Takie przypadki nie zdarzają się codziennie. Ale kilka razy do roku bywa, że ktoś próbuje przez granicę w Lubelskiem nielegalnie wwieźć do Polski chronione zwierzę. Celnicy je wtedy rekwirują. Co się dzieje z takimi stworzeniami później?
Papuga rudosterka zielonolica, z którą pewna Ukrainka w minionym tygodniu przekraczała granicę w Hrebennem, jest właśnie na kwarantannie w Ogrodzie Zoologicznym im. Stefana Milera w Zamościu. Podróżnej ptaka odebrano, bo choć zgłosiła go przy odprawie, to jednak nie posiadała dokumentów, czyli zezwoleń i świadectw pozwalających na transport zwierzęcia do UE.
Rudosterka zielonolica została więc zarekwirowana, a przeciwko jej właścicielce wszczęto postępowanie karne.

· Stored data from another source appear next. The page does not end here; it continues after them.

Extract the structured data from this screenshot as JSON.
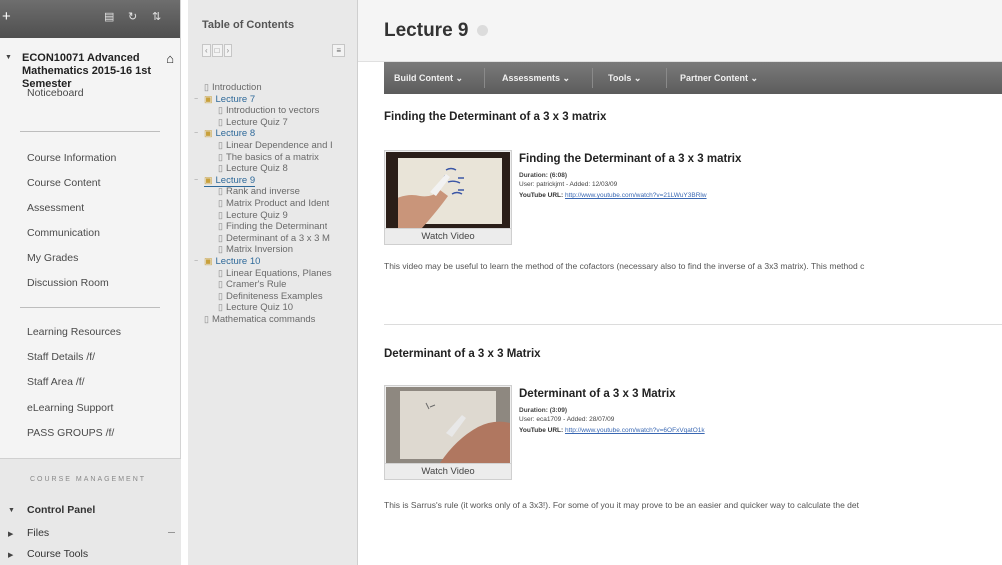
{
  "sidebar": {
    "course_title": "ECON10071 Advanced Mathematics 2015-16 1st Semester",
    "links_group1": [
      "Noticeboard"
    ],
    "links_group2": [
      "Course Information",
      "Course Content",
      "Assessment",
      "Communication",
      "My Grades",
      "Discussion Room"
    ],
    "links_group3": [
      "Learning Resources",
      "Staff Details /f/",
      "Staff Area /f/",
      "eLearning Support",
      "PASS GROUPS /f/"
    ],
    "management": {
      "header": "COURSE MANAGEMENT",
      "control_panel": "Control Panel",
      "files": "Files",
      "course_tools": "Course Tools"
    }
  },
  "toc": {
    "title": "Table of Contents",
    "items": [
      {
        "label": "Introduction",
        "type": "page"
      },
      {
        "label": "Lecture 7",
        "type": "folder"
      },
      {
        "label": "Introduction to vectors",
        "type": "page"
      },
      {
        "label": "Lecture Quiz 7",
        "type": "page"
      },
      {
        "label": "Lecture 8",
        "type": "folder"
      },
      {
        "label": "Linear Dependence and I",
        "type": "page"
      },
      {
        "label": "The basics of a matrix",
        "type": "page"
      },
      {
        "label": "Lecture Quiz 8",
        "type": "page"
      },
      {
        "label": "Lecture 9",
        "type": "folder"
      },
      {
        "label": "Rank and inverse",
        "type": "page"
      },
      {
        "label": "Matrix Product and Ident",
        "type": "page"
      },
      {
        "label": "Lecture Quiz 9",
        "type": "page"
      },
      {
        "label": "Finding the Determinant",
        "type": "page"
      },
      {
        "label": "Determinant of a 3 x 3 M",
        "type": "page"
      },
      {
        "label": "Matrix Inversion",
        "type": "page"
      },
      {
        "label": "Lecture 10",
        "type": "folder"
      },
      {
        "label": "Linear Equations, Planes",
        "type": "page"
      },
      {
        "label": "Cramer's Rule",
        "type": "page"
      },
      {
        "label": "Definiteness Examples",
        "type": "page"
      },
      {
        "label": "Lecture Quiz 10",
        "type": "page"
      },
      {
        "label": "Mathematica commands",
        "type": "page"
      }
    ]
  },
  "main": {
    "title": "Lecture 9",
    "actions": [
      "Build Content",
      "Assessments",
      "Tools",
      "Partner Content"
    ],
    "items": [
      {
        "heading": "Finding the Determinant of a 3 x 3 matrix",
        "video_title": "Finding the Determinant of a 3 x 3 matrix",
        "duration_label": "Duration:",
        "duration": "(6:08)",
        "user_line": "User: patrickjmt - Added: 12/03/09",
        "url_label": "YouTube URL:",
        "url": "http://www.youtube.com/watch?v=21LWuY3BRlw",
        "watch_label": "Watch Video",
        "description": "This video may be useful to learn the method of the cofactors (necessary also to find the inverse of a 3x3 matrix). This method c"
      },
      {
        "heading": "Determinant of a 3 x 3 Matrix",
        "video_title": "Determinant of a 3 x 3 Matrix",
        "duration_label": "Duration:",
        "duration": "(3:09)",
        "user_line": "User: eca1709 - Added: 28/07/09",
        "url_label": "YouTube URL:",
        "url": "http://www.youtube.com/watch?v=6OFxVqatO1k",
        "watch_label": "Watch Video",
        "description": "This is Sarrus's rule (it works only of a 3x3!). For some of you it may prove to be an easier and quicker way to calculate the det"
      }
    ]
  }
}
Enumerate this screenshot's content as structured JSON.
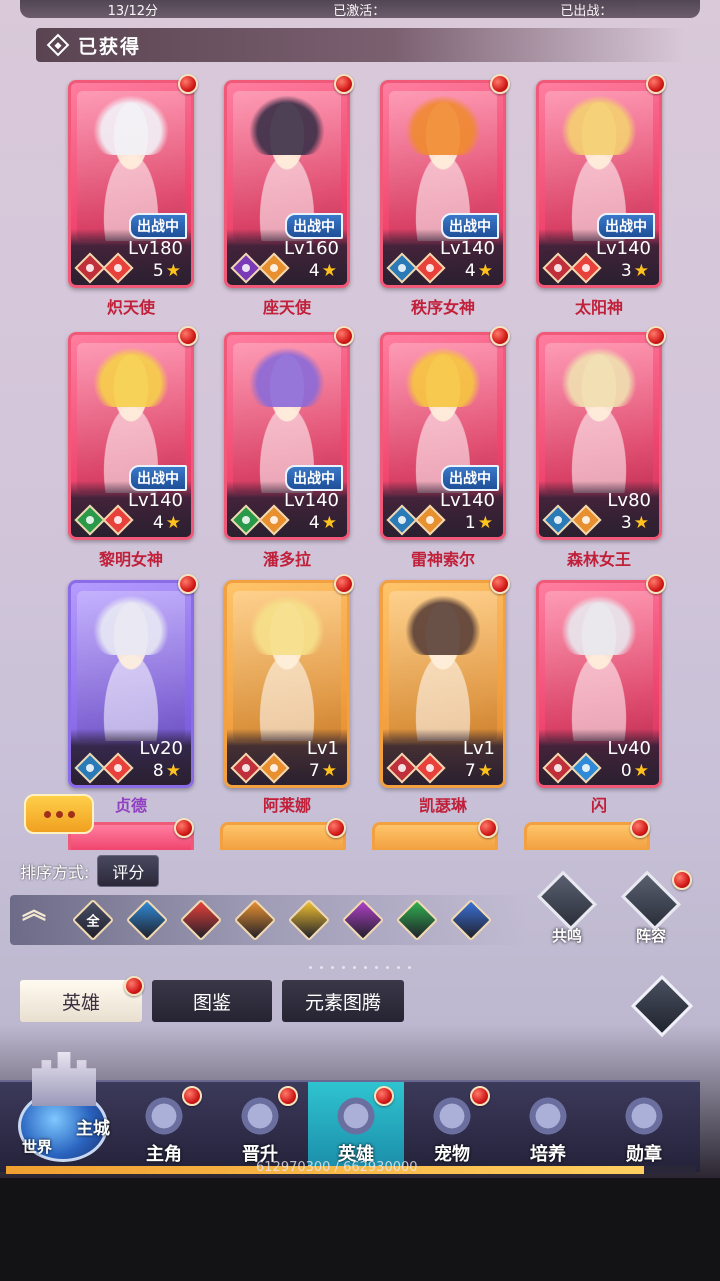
{
  "header": {
    "section_title": "已获得"
  },
  "top_partial": {
    "a": "13/12分",
    "b": "已激活：",
    "c": "已出战："
  },
  "heroes": [
    {
      "name": "炽天使",
      "level": "Lv180",
      "stars": "5",
      "in_battle": true,
      "frame": "pink",
      "elements": [
        "warrior-icon",
        "fire-icon"
      ],
      "hair": "#f2f2f8"
    },
    {
      "name": "座天使",
      "level": "Lv160",
      "stars": "4",
      "in_battle": true,
      "frame": "pink",
      "elements": [
        "mage-icon",
        "earth-icon"
      ],
      "hair": "#3a2f48"
    },
    {
      "name": "秩序女神",
      "level": "Lv140",
      "stars": "4",
      "in_battle": true,
      "frame": "pink",
      "elements": [
        "guardian-icon",
        "fire-icon"
      ],
      "hair": "#f08a30"
    },
    {
      "name": "太阳神",
      "level": "Lv140",
      "stars": "3",
      "in_battle": true,
      "frame": "pink",
      "elements": [
        "warrior-icon",
        "fire-icon"
      ],
      "hair": "#f4d070"
    },
    {
      "name": "黎明女神",
      "level": "Lv140",
      "stars": "4",
      "in_battle": true,
      "frame": "pink",
      "elements": [
        "healer-icon",
        "fire-icon"
      ],
      "hair": "#f6d04a"
    },
    {
      "name": "潘多拉",
      "level": "Lv140",
      "stars": "4",
      "in_battle": true,
      "frame": "pink",
      "elements": [
        "healer-icon",
        "earth-icon"
      ],
      "hair": "#8a6ad8"
    },
    {
      "name": "雷神索尔",
      "level": "Lv140",
      "stars": "1",
      "in_battle": true,
      "frame": "pink",
      "elements": [
        "guardian-icon",
        "earth-icon"
      ],
      "hair": "#f6c640"
    },
    {
      "name": "森林女王",
      "level": "Lv80",
      "stars": "3",
      "in_battle": false,
      "frame": "pink",
      "elements": [
        "guardian-icon",
        "earth-icon"
      ],
      "hair": "#f0e0b0"
    },
    {
      "name": "贞德",
      "level": "Lv20",
      "stars": "8",
      "in_battle": false,
      "frame": "purple",
      "elements": [
        "guardian-icon",
        "fire-icon"
      ],
      "hair": "#e8e8f4"
    },
    {
      "name": "阿莱娜",
      "level": "Lv1",
      "stars": "7",
      "in_battle": false,
      "frame": "orange",
      "elements": [
        "warrior-icon",
        "earth-icon"
      ],
      "hair": "#f6e08a"
    },
    {
      "name": "凯瑟琳",
      "level": "Lv1",
      "stars": "7",
      "in_battle": false,
      "frame": "orange",
      "elements": [
        "warrior-icon",
        "fire-icon"
      ],
      "hair": "#5a4038"
    },
    {
      "name": "闪",
      "level": "Lv40",
      "stars": "0",
      "in_battle": false,
      "frame": "pink",
      "elements": [
        "warrior-icon",
        "water-icon"
      ],
      "hair": "#e8e8ee"
    }
  ],
  "in_battle_label": "出战中",
  "partial_row": [
    "pink",
    "orange",
    "orange",
    "orange"
  ],
  "sort": {
    "label": "排序方式:",
    "value": "评分"
  },
  "filters": [
    {
      "name": "all",
      "label": "全",
      "color": "#4a4f68"
    },
    {
      "name": "water",
      "label": "",
      "color": "#2f8ad8"
    },
    {
      "name": "fire",
      "label": "",
      "color": "#e8403a"
    },
    {
      "name": "earth",
      "label": "",
      "color": "#e89030"
    },
    {
      "name": "light",
      "label": "",
      "color": "#f0c030"
    },
    {
      "name": "dark",
      "label": "",
      "color": "#b040c8"
    },
    {
      "name": "wind",
      "label": "",
      "color": "#30b050"
    },
    {
      "name": "star",
      "label": "",
      "color": "#3a70d8"
    }
  ],
  "side_buttons": [
    {
      "label": "共鸣"
    },
    {
      "label": "阵容"
    }
  ],
  "tabs": [
    {
      "label": "英雄",
      "active": true
    },
    {
      "label": "图鉴",
      "active": false
    },
    {
      "label": "元素图腾",
      "active": false
    }
  ],
  "nav": {
    "world_label": "世界",
    "main_city_label": "主城",
    "items": [
      {
        "label": "主角",
        "dot": true
      },
      {
        "label": "晋升",
        "dot": true
      },
      {
        "label": "英雄",
        "dot": true,
        "active": true
      },
      {
        "label": "宠物",
        "dot": true
      },
      {
        "label": "培养",
        "dot": false
      },
      {
        "label": "勋章",
        "dot": false
      }
    ]
  },
  "exp": {
    "text": "612970300 / 662930000",
    "progress": 0.925
  },
  "colors": {
    "pink": "#f05a78",
    "purple": "#8a6be8",
    "orange": "#f2a040",
    "accent_blue": "#2fc4d0"
  }
}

– Przewożenie przez granice UE zwierząt należących do gatunków chronionych przepisami Konwencji Waszyngtońskiej CITES, bez wymaganych dokumentów, jest przestępstwem – tłumaczy Michał Deruś, rzecznik prasowy Izby Administracji Skarbowej w Lublinie.
Kobieta może być więc ukarana. A co z ptakiem? Na kwarantannie na pewno zostanie do czasu zakończenia postępowania. Później o jego losie zdecyduje sąd. Może orzec przepadek zwierzęcia na rzecz skarbu państwa lub obowiązek jego uwolnienia do środowiska naturalnego.
– A jeśli nie jest to możliwe – nawiązkę do wysokości 10 000 złotych na rzecz organizacji społecznej działającej w zakresie ochrony przyrody lub wojewódzkiego funduszu ochrony środowiska i gospodarki wodnej – dopowiada Deruś.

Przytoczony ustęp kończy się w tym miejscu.